A grande emissão da propaganda portuguesa e o que dela resta hoje
Companhia de Coimbra O Teatrão leva ao palco a máquina de fabricar narrativas do Estado Novo. Para "desmontar a ideia de que antigamente é que era bom".
O programa de rádio dura hora e meia. Esperem-se o mais recente bloco noticioso, números musicais, teatro radiofónico e um correio sentimental. Esperem-se moralidade, civilidade, a pregação dos bons costumes e a exaltação da portugalidade pela antena da Emissora Nacional.
Na verdade, espere-se mais do que isso: que A Grande Emissão do Mundo Português coloque em perspectiva a narrativa em que o próprio título se inspira. O novo espectáculo da companhia O Teatrão parte da aparente romantização do universo da radiofonia de meados do século passado para voltar a uma época sombria da história portuguesa e encontrar nela os pontos de contacto com a actualidade.
A construção de A Grande Emissão do Mundo Português, que se estreia esta sexta-feira na Oficina Municipal do Teatro, em Coimbra, e fica em cena até 20 de Janeiro, tem como base a rádio, instrumento “muito eficaz na transmissão da ideologia com a qual se queria transformar o país” durante o Estado Novo, afirma Isabel Craveiro, que dirige a peça, criada com os restantes quatro actores.
Uma eficácia comprovável pela longevidade que a propaganda alcançou, sustenta. Dos actuais produtos nostálgicos destinados ao turismo até ao Galo de Barcelos, “que continua a ser o símbolo nacional maior”, à “ideia da ruralidade, do regresso ao campo” e à mitificação do carácter pacífico do país, “que às vezes não corresponde muito à realidade”. Nessa operação, António Ferro, que simboliza a operação de propaganda do Estado Novo e que também aparece representado na peça, desempenhou um papel central.
Aos microfones da Emissora Nacional, os cinco actores retratam a progressão de um projecto no decurso do qual a alegria no trabalho inicialmente anunciada vai esmorecendo até se desintegrar. “Há pormenores que nos vão fazer confrontar com uma história que não é bem esta, cheia de contradições, cheia de resistência, e que obviamente não passava nas notícias”, diz Isabel Craveiro. No fundo, prossegue, o objectivo é "desmontar a ideia de que antigamente é que era bom".

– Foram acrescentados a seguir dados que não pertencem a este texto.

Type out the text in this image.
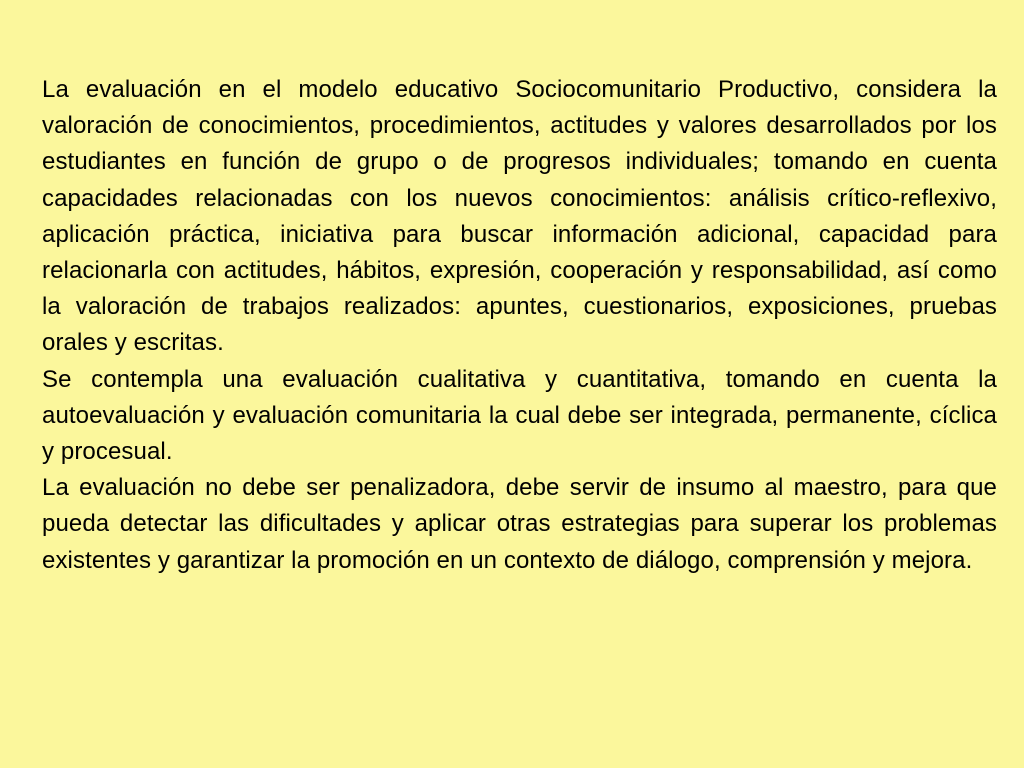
La evaluación en el modelo educativo Sociocomunitario Productivo, considera la valoración de conocimientos, procedimientos, actitudes y valores desarrollados por los estudiantes en función de grupo o de progresos individuales; tomando en cuenta capacidades relacionadas con los nuevos conocimientos: análisis crítico-reflexivo, aplicación práctica, iniciativa para buscar información adicional, capacidad para relacionarla con actitudes, hábitos, expresión, cooperación y responsabilidad, así como la valoración de trabajos realizados: apuntes, cuestionarios, exposiciones, pruebas orales y escritas.

Se contempla una evaluación cualitativa y cuantitativa, tomando en cuenta la autoevaluación y evaluación comunitaria la cual debe ser integrada, permanente, cíclica y procesual.

La evaluación no debe ser penalizadora, debe servir de insumo al maestro, para que pueda detectar las dificultades y aplicar otras estrategias para superar los problemas existentes y garantizar la promoción en un contexto de diálogo, comprensión y mejora.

O primeiro número musical de A Grande Emissão... é uma marcha sobre as virtudes do trabalho, originalmente registada pelo coro e orquestra da Federação Nacional para a Alegria no Trabalho (a FNAT, organismo que antecedeu o actual INATEL). Historicamente, as mesmas vozes acompanhariam a marcha Angola é nossa, amplamente difundida na década de 1960 pela Emissora Nacional. E é aqui que se pode fazer um primeiro paralelismo com o momento actual: até que ponto os mecanismos de propaganda de hoje não são uma actualização tecnológica dos de ontem?
Há também a moralidade puritana. A chegada ao correio sentimental atira novamente a peça para os dias de hoje. Apesar de as respostas da locutora serem formuladas com linguagem anacrónica, as dúvidas têm por base questões actuais, da cirurgia plástica ao Tinder.
A tabacaria à entrada da Oficina Municipal do Teatro, onde está instalado o café do edifício, foi transformada nas instalações da Emissora Nacional, e é nesse estúdio que a plateia se instala. O cenário é todo forrado a uma estética que remete para a casa portuguesa: luz baixa e cartazes de época, como um mapa do império em que são exibidas as várias regiões de um país colonial, da metrópole às ilhas, não esquecendo as “regiões ultramarinas”.
Também esses adereços políticos são desconstruídos, refere Isabel Craveiro. O cartaz da alegria no trabalho passa a remeter para o life-coaching e a propaganda colonial transforma-se numa “provocação” ao controverso Museu das Descobertas.
Com A Grande Emissão do Mundo Português, O Teatrão encerra as portas da Casa Portuguesa, um conjunto de produções sobre o período do Estado Novo que incluiu a peça Eu, Salazar, com texto de Nuno Camarneiro e encenação de Ricardo Vaz Trindade. Desse trabalho saiu ainda um documentário, que se estreará a 20 de Janeiro.
No próximo ano, O Teatrão muda-se para nova morada temática: “a Casa Revolta”, explica Isabel Craveiro. Assinalando os seus 25 anos, a companhia vai dedicar-se à relação com o poder, aproveitando a aproximação a um novo ciclo eleitoral para levar a cena Ricardo III, de Shakespeare, e o texto Ala de Criados, do dramaturgo argentino Mauricio Kartun.